My thinking is that voyeurism is increasingly becoming a criminal offence, and an essay about it might help to identify the kinds of images we should be wary of uploading. For example, in the UK, a person commits a criminal offence if:
"(a) he records another person (B) doing a private act,
"(b) he does so with the intention that he or a third person will, for the purpose of obtaining sexual gratification, look at an image of B doing the act, and
"(c) he knows that B does not consent to his recording the act with that intention."
http://www.legislation.gov.uk/ukpga/2003/42/section/67
The problem with all of this on Wikimedia is the anonymity factor. People could say "I am the model and I hereby give consent." I don't know how we get round that.
Sarah
Especially when the images are scraped off the CC-BY and CC-BY-SA Flickr streams.
While many American states have enacted similar statutes, there has been no effort to criminalize the distribution of media created through a violation of them, which has never quite made sense to me. So on Wikipedia, we are also in an ethically gray area.
Along those lines, I direct your attention to:
http://commons.wikimedia.org/wiki/Category:Upskirt and http://commons.wikimedia.org/wiki/Category:Downblouse
While hardly all of those images are what I feared they might be (most don't really seem to depict the unintentional exposure of an unaware subject's private parts or underwear from an angle that suggests intentional use for that purpose by the photographer), there are some that I strongly doubt were taken with the subject's awareness, much less consent (although they don't show that much:
http://commons.wikimedia.org/wiki/File:Marcia_Imperator_back.jpg http://commons.wikimedia.org/wiki/File:Marcia_Imperator_legs.jpg
I also really don't think it's fair to the subject to categorize this picture as "upskirt"

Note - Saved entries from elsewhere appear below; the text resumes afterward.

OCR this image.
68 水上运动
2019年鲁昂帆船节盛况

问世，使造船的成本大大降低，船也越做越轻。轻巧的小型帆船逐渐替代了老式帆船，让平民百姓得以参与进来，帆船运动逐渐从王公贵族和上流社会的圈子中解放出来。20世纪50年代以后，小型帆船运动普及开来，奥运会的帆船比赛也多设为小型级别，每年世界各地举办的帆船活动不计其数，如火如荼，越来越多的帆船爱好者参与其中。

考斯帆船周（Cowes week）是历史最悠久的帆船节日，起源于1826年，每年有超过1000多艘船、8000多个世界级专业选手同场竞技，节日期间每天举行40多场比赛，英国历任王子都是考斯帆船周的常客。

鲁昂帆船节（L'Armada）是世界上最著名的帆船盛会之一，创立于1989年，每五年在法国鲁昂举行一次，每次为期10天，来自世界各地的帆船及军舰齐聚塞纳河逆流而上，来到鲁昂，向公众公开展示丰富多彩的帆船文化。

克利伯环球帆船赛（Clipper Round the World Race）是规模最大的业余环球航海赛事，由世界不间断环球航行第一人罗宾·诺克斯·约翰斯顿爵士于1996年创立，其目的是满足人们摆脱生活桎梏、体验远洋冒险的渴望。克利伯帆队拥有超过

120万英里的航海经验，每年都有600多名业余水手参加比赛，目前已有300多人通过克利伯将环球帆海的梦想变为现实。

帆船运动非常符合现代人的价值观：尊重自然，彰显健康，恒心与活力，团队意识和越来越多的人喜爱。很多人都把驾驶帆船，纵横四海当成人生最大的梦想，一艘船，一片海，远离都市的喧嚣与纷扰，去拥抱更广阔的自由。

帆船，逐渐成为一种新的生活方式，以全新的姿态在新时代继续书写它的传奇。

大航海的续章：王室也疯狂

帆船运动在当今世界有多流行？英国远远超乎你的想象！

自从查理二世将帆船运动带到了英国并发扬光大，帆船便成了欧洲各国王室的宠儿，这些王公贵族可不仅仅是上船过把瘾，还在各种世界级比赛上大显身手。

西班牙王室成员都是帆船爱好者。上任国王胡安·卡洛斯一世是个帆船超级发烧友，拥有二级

http://commons.wikimedia.org/wiki/File:US_Open_2009_4th_round_258.jpg
The greater problem is, what do we do about the potential problem here? I think there is a real problem already with Flickr images ... Flickr doesn't bother to affirmatively screen submissions for copyright infringement, much less whether they were taken or uploaded with the subject's consent even if they are unidentifiable. The former problem long ago reached the point where we've had to publish a whole page of Flickr users to not reupload from (http://commons.wikimedia.org/wiki/Commons:Questionable_Flickr_images#Flickr users) Why would we not have such a list of Flickr users who might have uploaded nude images without the consent or knowledge of the subject?
And perhaps we ought not to presume a Flickr-sourced nude is ethically OK. Perhaps Commons policy ought to require that any image of a nude person or parts thereof transferred to Commons from Flickr come with evidence of consent to be photographed and allow such a photograph to be distributed under a free license. Perhaps any such media uploaded directly to Commons ought to require an OTRS-verified permission with such stated on the image page.
As it is, some of the images in the categories, even those of clearly identifiable people, don't even the {{personality rights}} tag, the little legal protection we do try to offer.